Mais, à son avis, la Révolution française est trop grande pour la tête d’un seul homme. Qu’à cela ne tienne ! Bonaparte aura une réponse facile : « La Révolution est arrivée à sa conclusion logique… Elle est finie… C’est moi qui suis la Révolution ! » Qui saura parler à cet homme ? Qui tentera des négociations utiles avec lui ? Ce n’est pas chose facile. « Bonaparte y conservera toute sa hauteur et toute sa prépondérance. Je ne vois pas un homme capable d’enfoncer son chapeau et de parler sur le ton convenable. Les Puissances même doutent encore d’elles-mêmes et n’en approchent qu’avec crainte… Je ne vois pas l’homme qui serait nécessaire pour renverser Napoléon. »

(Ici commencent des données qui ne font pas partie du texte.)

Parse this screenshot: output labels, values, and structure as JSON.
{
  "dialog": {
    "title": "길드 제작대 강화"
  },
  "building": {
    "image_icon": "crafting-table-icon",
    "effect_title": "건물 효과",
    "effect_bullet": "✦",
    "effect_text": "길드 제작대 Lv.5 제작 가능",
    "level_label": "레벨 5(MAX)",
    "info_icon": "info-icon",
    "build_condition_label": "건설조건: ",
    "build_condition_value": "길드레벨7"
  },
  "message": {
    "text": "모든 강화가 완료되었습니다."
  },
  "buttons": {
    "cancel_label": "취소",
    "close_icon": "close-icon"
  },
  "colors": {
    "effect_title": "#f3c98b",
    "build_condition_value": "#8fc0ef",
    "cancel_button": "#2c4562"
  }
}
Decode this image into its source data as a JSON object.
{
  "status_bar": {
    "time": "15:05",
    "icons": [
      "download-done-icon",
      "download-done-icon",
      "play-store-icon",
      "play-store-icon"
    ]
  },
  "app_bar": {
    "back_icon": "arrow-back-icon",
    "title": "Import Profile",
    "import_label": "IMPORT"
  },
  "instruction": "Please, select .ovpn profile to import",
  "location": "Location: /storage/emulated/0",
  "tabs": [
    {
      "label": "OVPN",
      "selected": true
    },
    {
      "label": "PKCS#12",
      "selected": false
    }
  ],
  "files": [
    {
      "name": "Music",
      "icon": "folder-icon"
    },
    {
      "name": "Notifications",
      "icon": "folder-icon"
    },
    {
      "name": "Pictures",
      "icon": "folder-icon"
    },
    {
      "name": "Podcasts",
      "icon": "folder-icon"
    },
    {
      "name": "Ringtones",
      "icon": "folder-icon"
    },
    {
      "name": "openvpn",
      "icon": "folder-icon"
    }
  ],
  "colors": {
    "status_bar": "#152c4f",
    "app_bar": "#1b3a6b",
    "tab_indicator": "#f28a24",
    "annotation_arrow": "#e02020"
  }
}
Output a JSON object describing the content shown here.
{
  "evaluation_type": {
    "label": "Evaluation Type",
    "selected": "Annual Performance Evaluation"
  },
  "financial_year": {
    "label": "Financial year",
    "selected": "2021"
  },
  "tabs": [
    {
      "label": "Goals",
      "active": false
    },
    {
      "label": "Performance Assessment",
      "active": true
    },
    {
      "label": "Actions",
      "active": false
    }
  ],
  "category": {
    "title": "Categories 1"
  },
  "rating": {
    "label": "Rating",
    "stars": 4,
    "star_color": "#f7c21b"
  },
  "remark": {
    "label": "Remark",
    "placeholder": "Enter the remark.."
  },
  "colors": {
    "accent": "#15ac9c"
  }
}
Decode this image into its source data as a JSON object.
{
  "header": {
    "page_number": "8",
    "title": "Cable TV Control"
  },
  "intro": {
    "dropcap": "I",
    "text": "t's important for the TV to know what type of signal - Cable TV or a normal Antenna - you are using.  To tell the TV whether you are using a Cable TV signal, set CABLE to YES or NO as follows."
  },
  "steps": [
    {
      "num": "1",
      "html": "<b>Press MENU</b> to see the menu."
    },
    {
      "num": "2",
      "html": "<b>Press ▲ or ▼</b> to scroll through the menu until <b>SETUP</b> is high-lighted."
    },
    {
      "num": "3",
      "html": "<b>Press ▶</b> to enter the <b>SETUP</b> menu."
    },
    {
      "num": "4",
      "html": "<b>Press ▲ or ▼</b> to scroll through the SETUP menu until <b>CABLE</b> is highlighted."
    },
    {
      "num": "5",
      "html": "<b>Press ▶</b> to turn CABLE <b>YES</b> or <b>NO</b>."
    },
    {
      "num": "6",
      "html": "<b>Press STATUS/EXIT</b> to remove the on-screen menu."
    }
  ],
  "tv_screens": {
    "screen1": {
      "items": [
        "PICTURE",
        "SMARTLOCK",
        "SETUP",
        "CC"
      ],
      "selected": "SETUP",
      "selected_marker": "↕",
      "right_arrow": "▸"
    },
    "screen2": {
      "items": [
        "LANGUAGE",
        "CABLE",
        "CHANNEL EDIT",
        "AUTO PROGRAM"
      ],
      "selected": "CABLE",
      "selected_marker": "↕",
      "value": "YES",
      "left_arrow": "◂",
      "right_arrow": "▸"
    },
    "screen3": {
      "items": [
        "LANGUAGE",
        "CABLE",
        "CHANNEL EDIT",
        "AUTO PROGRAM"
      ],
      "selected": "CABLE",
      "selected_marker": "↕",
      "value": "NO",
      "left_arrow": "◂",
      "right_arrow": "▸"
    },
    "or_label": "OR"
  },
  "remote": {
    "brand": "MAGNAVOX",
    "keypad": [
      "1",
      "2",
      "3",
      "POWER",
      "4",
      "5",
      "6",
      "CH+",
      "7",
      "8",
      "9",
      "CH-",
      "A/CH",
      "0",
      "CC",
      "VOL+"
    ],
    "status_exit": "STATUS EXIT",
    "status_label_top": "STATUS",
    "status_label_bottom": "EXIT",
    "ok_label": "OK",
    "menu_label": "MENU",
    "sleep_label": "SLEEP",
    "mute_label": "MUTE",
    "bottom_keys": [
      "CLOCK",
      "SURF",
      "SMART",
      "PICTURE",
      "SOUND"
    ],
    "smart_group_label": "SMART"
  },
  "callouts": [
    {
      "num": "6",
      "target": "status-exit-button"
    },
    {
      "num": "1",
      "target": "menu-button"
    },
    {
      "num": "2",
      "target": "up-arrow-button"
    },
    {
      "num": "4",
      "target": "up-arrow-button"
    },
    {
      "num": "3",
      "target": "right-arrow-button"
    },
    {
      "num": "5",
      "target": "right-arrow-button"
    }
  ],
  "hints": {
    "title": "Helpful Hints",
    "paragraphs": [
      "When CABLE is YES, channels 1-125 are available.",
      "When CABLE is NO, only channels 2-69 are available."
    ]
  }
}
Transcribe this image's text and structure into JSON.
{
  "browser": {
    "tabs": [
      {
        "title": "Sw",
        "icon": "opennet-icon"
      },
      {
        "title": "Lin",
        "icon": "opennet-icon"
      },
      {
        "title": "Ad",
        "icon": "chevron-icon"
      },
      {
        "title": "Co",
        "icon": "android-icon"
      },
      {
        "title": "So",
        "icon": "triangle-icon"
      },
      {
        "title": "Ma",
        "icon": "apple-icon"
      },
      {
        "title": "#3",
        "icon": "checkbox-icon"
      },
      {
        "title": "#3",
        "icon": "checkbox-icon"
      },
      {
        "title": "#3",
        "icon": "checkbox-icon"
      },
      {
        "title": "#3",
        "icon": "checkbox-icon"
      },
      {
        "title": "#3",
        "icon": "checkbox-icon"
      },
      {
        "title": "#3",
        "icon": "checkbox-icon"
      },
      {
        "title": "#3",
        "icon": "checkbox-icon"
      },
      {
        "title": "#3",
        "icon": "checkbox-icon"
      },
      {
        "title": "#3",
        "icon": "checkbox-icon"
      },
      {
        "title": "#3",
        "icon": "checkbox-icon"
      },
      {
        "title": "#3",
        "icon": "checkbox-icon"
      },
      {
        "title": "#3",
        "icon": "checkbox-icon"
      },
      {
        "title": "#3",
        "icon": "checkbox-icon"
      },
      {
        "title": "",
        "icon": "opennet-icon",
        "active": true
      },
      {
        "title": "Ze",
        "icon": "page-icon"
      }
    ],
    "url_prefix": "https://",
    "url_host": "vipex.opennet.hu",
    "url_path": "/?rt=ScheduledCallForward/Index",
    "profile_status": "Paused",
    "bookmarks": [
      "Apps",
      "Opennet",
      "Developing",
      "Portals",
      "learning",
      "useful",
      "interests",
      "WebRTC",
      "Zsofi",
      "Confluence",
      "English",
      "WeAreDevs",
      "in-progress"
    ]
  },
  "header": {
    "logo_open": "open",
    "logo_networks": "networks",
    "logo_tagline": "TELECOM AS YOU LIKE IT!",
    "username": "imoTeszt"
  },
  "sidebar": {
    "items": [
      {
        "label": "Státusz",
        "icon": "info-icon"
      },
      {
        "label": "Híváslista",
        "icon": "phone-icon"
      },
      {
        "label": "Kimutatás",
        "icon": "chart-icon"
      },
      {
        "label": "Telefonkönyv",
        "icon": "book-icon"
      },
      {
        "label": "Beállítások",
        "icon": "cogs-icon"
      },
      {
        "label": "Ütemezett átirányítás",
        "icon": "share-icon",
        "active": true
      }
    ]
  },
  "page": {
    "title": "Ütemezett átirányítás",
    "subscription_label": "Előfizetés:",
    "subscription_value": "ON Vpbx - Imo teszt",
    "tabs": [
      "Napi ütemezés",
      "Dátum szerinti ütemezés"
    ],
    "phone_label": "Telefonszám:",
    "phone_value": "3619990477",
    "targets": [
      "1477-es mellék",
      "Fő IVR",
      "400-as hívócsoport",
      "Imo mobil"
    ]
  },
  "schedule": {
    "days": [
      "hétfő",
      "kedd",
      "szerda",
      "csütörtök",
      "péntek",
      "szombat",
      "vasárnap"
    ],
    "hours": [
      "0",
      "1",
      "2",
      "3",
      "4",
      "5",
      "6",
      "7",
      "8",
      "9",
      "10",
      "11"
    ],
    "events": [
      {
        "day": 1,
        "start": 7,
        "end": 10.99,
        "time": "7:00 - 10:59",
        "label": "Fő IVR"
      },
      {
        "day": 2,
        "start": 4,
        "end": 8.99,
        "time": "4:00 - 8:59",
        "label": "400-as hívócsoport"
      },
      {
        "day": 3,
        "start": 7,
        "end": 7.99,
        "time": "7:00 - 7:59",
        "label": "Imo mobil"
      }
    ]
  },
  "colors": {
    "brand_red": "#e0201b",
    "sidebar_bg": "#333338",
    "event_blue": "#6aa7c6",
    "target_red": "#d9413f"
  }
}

Le dépit de voir cet être extraordinaire dompter l’Europe et amener le Souverain-Pontife non seulement à signer le Concordat avec lui, mais consentir à venir en France pour le sacrer, lui arrache de véritables imprécations. Ce catholique ardent ose écrire : « Chaque fille de joie a son chapelet. » Il fait un jeu de mots grossier sur Pie VII et sur sa soutane devenue couleur pistache. « Cela se prononce « Pie se tache, dit-il. On se moque assez joliment du bonhomme qui, en effet, n’est que cela ! » L’auteur du célèbre ouvrage sur Le Pape oublie ses convictions et toutes les convenances quand il se laisse aller à dire : « Les forfaits d’un Alexandre VI sont moins révoltans que cette hideuse apostasie de son faible successeur… » Et dans un accès de rage, il s’écrie : « Je voudrais que le malheureux pontife s’en allât à Saint-Domingue pour sacrer Dessalines… Ce n’est plus qu’un Polichinelle sans conséquence ! »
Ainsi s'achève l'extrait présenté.